Huit mois pour décrocher une première étoile
Un tremplin qui le met en lumière, générant son lot de sollicitations que le Covid va tuer dans l’œuf. Il rentre en France et c’est un chasseur de tête, mandaté par les propriétaires de « La maison dans le parc » à Nancy qui lui offre un nouveau challenge.
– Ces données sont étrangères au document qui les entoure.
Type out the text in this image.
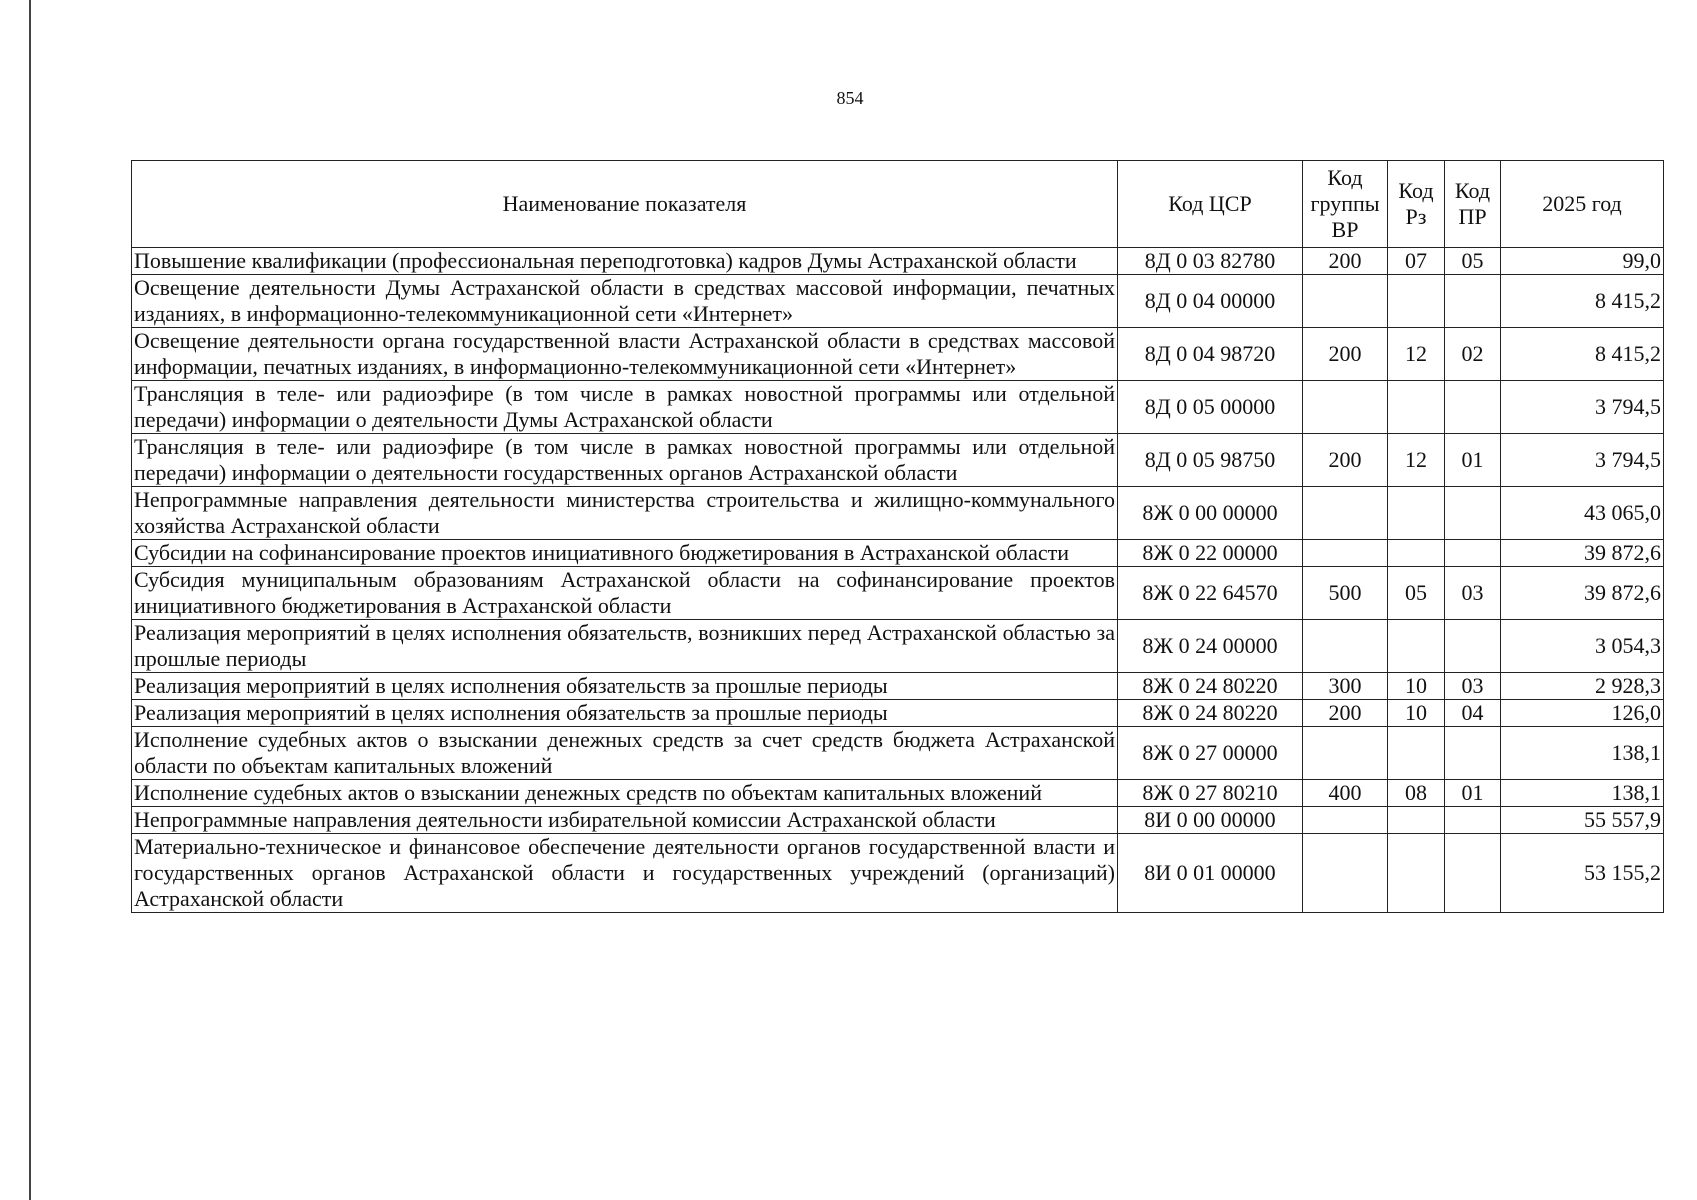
854
Наименование показателя	Код ЦСР	Код группы ВР	Код Рз	Код ПР	2025 год
Повышение квалификации (профессиональная переподготовка) кадров Думы Астраханской области	8Д 0 03 82780	200	07	05	99,0
Освещение деятельности Думы Астраханской области в средствах массовой информации, печатных изданиях, в информационно-телекоммуникационной сети «Интернет»	8Д 0 04 00000				8 415,2
Освещение деятельности органа государственной власти Астраханской области в средствах массовой информации, печатных изданиях, в информационно-телекоммуникационной сети «Интернет»	8Д 0 04 98720	200	12	02	8 415,2
Трансляция в теле- или радиоэфире (в том числе в рамках новостной программы или отдельной передачи) информации о деятельности Думы Астраханской области	8Д 0 05 00000				3 794,5
Трансляция в теле- или радиоэфире (в том числе в рамках новостной программы или отдельной передачи) информации о деятельности государственных органов Астраханской области	8Д 0 05 98750	200	12	01	3 794,5
Непрограммные направления деятельности министерства строительства и жилищно-коммунального хозяйства Астраханской области	8Ж 0 00 00000				43 065,0
Субсидии на софинансирование проектов инициативного бюджетирования в Астраханской области	8Ж 0 22 00000				39 872,6
Субсидия муниципальным образованиям Астраханской области на софинансирование проектов инициативного бюджетирования в Астраханской области	8Ж 0 22 64570	500	05	03	39 872,6
Реализация мероприятий в целях исполнения обязательств, возникших перед Астраханской областью за прошлые периоды	8Ж 0 24 00000				3 054,3
Реализация мероприятий в целях исполнения обязательств за прошлые периоды	8Ж 0 24 80220	300	10	03	2 928,3
Реализация мероприятий в целях исполнения обязательств за прошлые периоды	8Ж 0 24 80220	200	10	04	126,0
Исполнение судебных актов о взыскании денежных средств за счет средств бюджета Астраханской области по объектам капитальных вложений	8Ж 0 27 00000				138,1
Исполнение судебных актов о взыскании денежных средств по объектам капитальных вложений	8Ж 0 27 80210	400	08	01	138,1
Непрограммные направления деятельности избирательной комиссии Астраханской области	8И 0 00 00000				55 557,9
Материально-техническое и финансовое обеспечение деятельности органов государственной власти и государственных органов Астраханской области и государственных учреждений (организаций) Астраханской области	8И 0 01 00000				53 155,2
Il rachète cet établissement situé à deux pas de l’emblématique place Stanislas en 2021 et relance l’affaire avec six anciens salariés du Gravetye Manor. Huit mois plus tard, il décroche une première étoile au guide Michelin grâce à une cuisine d’émotion, résolument créative, précise, mêlant fougue et culture culinaire. Une cuisine qui met en avant les légumes ferreux que sont le cresson ou les épinards, mais aussi les produits de la mer, les agrumes... Témoin ce lieu jaune en ballotine dans une algue nori avec un coulis de cresson et du poireau cuit en deux façons, le tout arrosé d’une sauce hollandaise au yuzu. Ou encore ce légume servi en 30 façons, en raviole, en purée, en condiment, en sorbet… Une prouesse technique et gustative que le chef renouvelle avec les saisons autour du chou, du haricot, du radis, de la betterave, de la tomate… Mais son plat signature, c’est assurément ce carpaccio de langoustine au lait fermenté, accompagné d’un bavarois aux pommes et de calamondins (un agrume hybride entre le kumquat et la mandarine).
Cuisine japonisante
La cuisine de Charles Coulombeau, c’est aussi une influence forte de la culture culinaire nippone. « 90% de mes plats y font référence » souligne le chef. C’est notamment visible dans ses assaisonnements. Il fabrique lui-même ses vinaigres japonais, ses sauces au soja, ses sirops fermentés… Il râpe des champignons Shiitake sur ses desserts au chocolat noir « pour leur donner une saveur de sous-bois », fabrique ses caramels miso et ses sorbet shiso. Il n’hésite pas à accompagner ses plats avec du saké, même si sa cave abrite plus de 900 références viticoles. Il tue lui-même les ombles chevaliers livrés par une pisciculture des Vosges, selon la méthode de l’ikéjimé qui évite la diffusion du sang et des acides lactiques dans les chairs, les rendant plus tendres et aptes à la maturation.
Fort de son succès à Nancy, Charles Coulombeau a ouvert deux autres restaurants en 2024 au centre Pompidou de Metz : une brasserie et un restaurant gastronomique intimiste, Yozora (voute céleste en japonais) qui a décroché une étoile au Michelin en 2025, quelques mois après son ouverture. Le jeune chef a également lancé sur les route un food truck pour démocratiser sa cuisine et il fournit deux fois par semaine au resto du cœur à Nancy et au secours populaire à Metz, une soupe solidaire réalisée avec les restes et des parures de légumes, soit 3 tonnes de breuvage distribués en 2024.
Sa vie est un mouvement permanent. « J’ai besoin que ça bouge. Je suis un compétiteur dans l’âme », souligne Charles Coulombeau qui aimerait maintenant ouvrir un restaurant en Asie, « parce que les rencontres, les voyages ont toujours stimulé ma création ». Une création qu’il nourrit en pratiquant la peinture entre deux séances de sport. Il est classé 30/1 au tennis, et joue au foot avec ses salariés pour se détendre. C’est son exutoire, mais aussi une manière de fédérer ses équipes, comme le lui a enseigné son mentor, Olivier Brulard, le chef du château d’Yquiem, avec qui il entretient une relation fusionnelle.